Unlike traveling by air, trains take you right to the center of town. You can usually walk to your hotel and other sites from the train station. If you fly, you have to take a taxi to get to the center, and if you drive you have to plan a lot of extra time for getting lost and then you have to find parking.
My only other tips for train travel are pack light and for a long trip, make a reservation. Reservations are very important for long trips. You can usually buy a ticket in any class of the train even if it is full. If you don’t have a reserved seat, you get to stand, sit, squat, whatever… in the aisle and the aisles are narrow. If you are taking a longer trip, book the Eurostar. It is faster and more comfortable than any other trains.
There are definitely advantages to traveling by car. You can visit places off the beaten track and you have control (sort of) over your destination. Even those with the best sense of direction get lost in Italy. Just ask my Mom. From memory she can guide you though any town in Italy, but she still has her stories of driving in circles trying to get to the old center in Perugia.
Here are a few things to remember: drive on the right and pass on the left. It’s a universal rule that is usually ignored in the US. You can get a ticket in Italy for driving on the left. It is a passing lane. When you are driving on the right, expect to be tailgated. The Italians tend to drive right up to your rear and then pass just as you are preparing for an accident. It’s a little nerve wracking, but they seem to have it down. My advice is to get good maps and pad you schedule with some extra time for finding your way.
My Favorite Places
I love Italy. I love the sea, the lakes, the mountains, for such a small country it has amazing diversity.
My father is from Castellana Grotte in Puglia (the heel of the boot). This isn’t an area that is traveled much by Americans and people here tend to speak less English, but it is possible to get around and it is worth it. There are a few places that you shouldn’t miss. Castellana has some impressive caves that can be toured.

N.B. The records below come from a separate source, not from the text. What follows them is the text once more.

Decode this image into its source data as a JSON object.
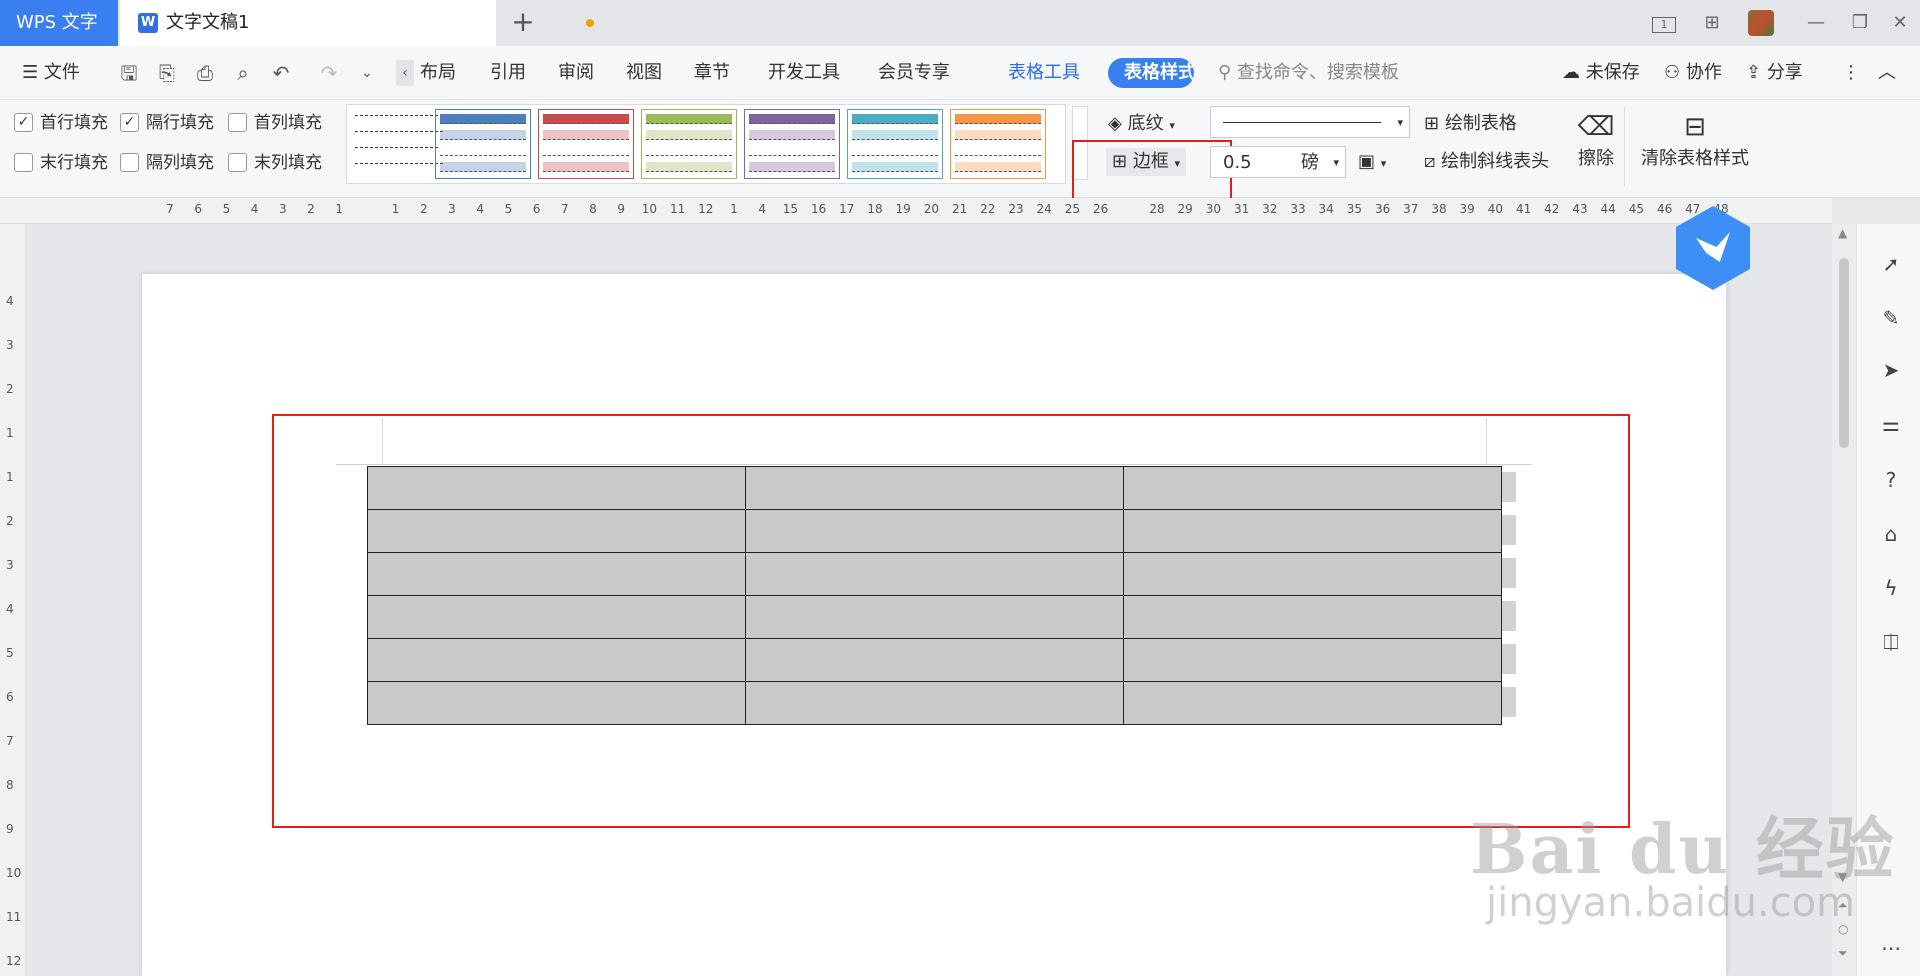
{
  "titlebar": {
    "app_tab": "WPS 文字",
    "doc_tab": "文字文稿1",
    "doc_icon": "W",
    "page_indicator": "1"
  },
  "menubar": {
    "file": "文件",
    "layout": "布局",
    "reference": "引用",
    "review": "审阅",
    "view": "视图",
    "chapter": "章节",
    "devtools": "开发工具",
    "member": "会员专享",
    "table_tools": "表格工具",
    "table_style": "表格样式",
    "search_placeholder": "查找命令、搜索模板",
    "unsaved": "未保存",
    "collab": "协作",
    "share": "分享"
  },
  "ribbon": {
    "first_row_fill": "首行填充",
    "alt_row_fill": "隔行填充",
    "first_col_fill": "首列填充",
    "last_row_fill": "末行填充",
    "alt_col_fill": "隔列填充",
    "last_col_fill": "末列填充",
    "shading": "底纹",
    "border": "边框",
    "line_width": "0.5",
    "line_unit": "磅",
    "draw_table": "绘制表格",
    "draw_diagonal": "绘制斜线表头",
    "erase": "擦除",
    "clear_style": "清除表格样式",
    "checks": {
      "first_row": true,
      "alt_row": true,
      "first_col": false,
      "last_row": false,
      "alt_col": false,
      "last_col": false
    },
    "style_colors": [
      "#4a7fc1",
      "#c94b4b",
      "#9bbb59",
      "#8064a2",
      "#4bacc6",
      "#f79646"
    ]
  },
  "ruler": {
    "numbers": [
      "7",
      "6",
      "5",
      "4",
      "3",
      "2",
      "1",
      "",
      "1",
      "2",
      "3",
      "4",
      "5",
      "6",
      "7",
      "8",
      "9",
      "10",
      "11",
      "12",
      "1",
      "4",
      "15",
      "16",
      "17",
      "18",
      "19",
      "20",
      "21",
      "22",
      "23",
      "24",
      "25",
      "26",
      "",
      "28",
      "29",
      "30",
      "31",
      "32",
      "33",
      "34",
      "35",
      "36",
      "37",
      "38",
      "39",
      "40",
      "41",
      "42",
      "43",
      "44",
      "45",
      "46",
      "47",
      "48"
    ],
    "vertical": [
      "4",
      "3",
      "2",
      "1",
      "1",
      "2",
      "3",
      "4",
      "5",
      "6",
      "7",
      "8",
      "9",
      "10",
      "11",
      "12"
    ]
  },
  "table": {
    "rows": 6,
    "cols": 3
  },
  "watermark": {
    "logo": "Bai du 经验",
    "url": "jingyan.baidu.com"
  }
}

Alberobello is a bit touristy, but it is definitely worth it. It is unlike any other place. The town is made up of buildings called Trulli (singular Trullo). These are conical houses made of stone. Many of the shops are housed in Trulli so you can enter and see what they are like.
Monopoli is an ancient seaport on the Adriatic coast. It was first settled by the Greeks as a trading base. The historic center offers a good selection of restaurants with great vantage points overlooking the sea. The rocky coastline has beautiful white beaches tucked into the shore.